Years since first academic appointment: Less than 5 years

Title: Improving the Care of Admitted Patients Who Deteriorate while Still in the Emergency Department: A Qualitative Study of Multi-disciplinary Staff Perspectives

Full author list: Dainty KN, Seaton MB, McGowan M, Toma A

Background: The early recognition, timely response and optimal management of patients with acute illness are paramount in determining their clinical outcomes. In the emergency department (ED), competing demands on health care workers creates error-producing conditions that pose a serious risk to patient safety (1).  One of these conditions is the challenge of identifying deteriorating patients.  Without the means to identify and intervene early in these situations, further deterioration to cardiac arrest and death may occur.  In order to improve the care and outcomes of deteriorating patients in the ED, we sought to understand how health care providers currently identify, respond to, and care for these patients, as well as discern staff perspectives about barriers and facilitators to their care.

Methods: This project will employ qualitative methodology.  Qualitative research emphasizes understanding the different meanings, perceptions, and experiences that people have of social phenomena and processes, and is particularly useful in unpacking some of the complex issues inherent to health care delivery and quality improvement, such as the ways in which interpersonal and workplace relations may be impacted.

The primary method for collecting data will be in-depth, semi-structured interviews with various health care team members at St.
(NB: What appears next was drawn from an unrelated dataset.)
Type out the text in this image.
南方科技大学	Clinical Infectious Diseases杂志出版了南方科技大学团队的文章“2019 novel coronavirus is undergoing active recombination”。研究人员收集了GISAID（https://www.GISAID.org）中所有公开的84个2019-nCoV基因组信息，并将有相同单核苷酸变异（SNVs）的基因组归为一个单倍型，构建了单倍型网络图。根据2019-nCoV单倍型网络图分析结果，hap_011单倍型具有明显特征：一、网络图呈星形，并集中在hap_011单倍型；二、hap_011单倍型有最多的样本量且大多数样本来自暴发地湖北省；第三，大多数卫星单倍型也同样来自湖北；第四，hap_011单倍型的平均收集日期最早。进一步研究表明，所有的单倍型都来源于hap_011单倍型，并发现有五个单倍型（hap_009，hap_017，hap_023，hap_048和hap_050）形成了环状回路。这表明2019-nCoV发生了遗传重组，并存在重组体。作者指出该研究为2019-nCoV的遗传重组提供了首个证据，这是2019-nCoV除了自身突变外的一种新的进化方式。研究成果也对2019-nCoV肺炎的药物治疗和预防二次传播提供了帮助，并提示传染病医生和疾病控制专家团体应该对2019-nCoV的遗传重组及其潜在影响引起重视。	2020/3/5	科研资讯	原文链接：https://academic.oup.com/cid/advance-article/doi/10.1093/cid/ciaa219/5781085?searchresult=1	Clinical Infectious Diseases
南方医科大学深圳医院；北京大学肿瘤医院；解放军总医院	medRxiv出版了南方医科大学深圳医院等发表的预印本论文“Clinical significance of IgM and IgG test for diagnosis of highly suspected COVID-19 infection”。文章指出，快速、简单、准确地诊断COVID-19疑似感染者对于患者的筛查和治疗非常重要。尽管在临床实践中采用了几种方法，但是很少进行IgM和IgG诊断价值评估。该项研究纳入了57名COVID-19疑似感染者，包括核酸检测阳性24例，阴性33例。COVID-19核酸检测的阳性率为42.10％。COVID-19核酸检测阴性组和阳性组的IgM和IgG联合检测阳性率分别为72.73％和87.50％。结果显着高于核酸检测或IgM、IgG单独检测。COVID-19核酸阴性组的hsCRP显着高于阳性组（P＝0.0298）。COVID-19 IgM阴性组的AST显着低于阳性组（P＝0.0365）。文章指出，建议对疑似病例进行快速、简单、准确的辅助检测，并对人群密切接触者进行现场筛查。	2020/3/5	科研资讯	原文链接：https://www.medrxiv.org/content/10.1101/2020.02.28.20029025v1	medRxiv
Michael’s Hospital.  Participants will be approached from multiple stakeholder groups in order to ensure there is representation from different components of the front-line experience of providing care for deteriorating ED patients: ED registered nurses, emergency physicians and residents, internal medicine physicians and residents, neurosurgery physicians and residents, as well as physicians and residents from other select services, such as cardiovascular and trauma.  Senior administrative leadership from the units involved in care for these patients (Chiefs of the ED, internal medicine, and neurosurgery) will also be approached for participation in order to provide background information and context to the perspectives and experiences shared by the front-line staff. All interviews will be conducted in person, audio-taped, and transcribed verbatim. Data management will be facilitated using NVivo software (version 11).

In keeping with the iterative process of qualitative methodology, data analysis will occur in conjunction with data collection.  The interview transcripts will be reviewed and coded by research staff with qualitative methodological expertise.  Comparisons within and across interviews will be conducted (the constant comparison technique) in order to continuously monitor emerging themes and general areas for further exploration.  All analysis will be conducted independently by two of the team members and discussed with research colleagues on an ongoing basis.

Potential Impact on EM: Insights from this study provide contextual knowledge of crucial importance to the development of an intervention that will be appropriate, effective in improving the care and outcomes of deteriorating patients, and very relevant to ED teams across the country.  This knowledge may also facilitate the optimization of care for these patients on other units beyond the ED.

EXPERT AUDIENCE QUESTIONS:

  • Are there participant groups that we haven’t thought of?
  • Scalability – is this an issue in other EDs?  Should we make this a multi-centre project?  If yes, is anyone interested in hosting at their site?
  • What will be the best method of dissemination of our findings?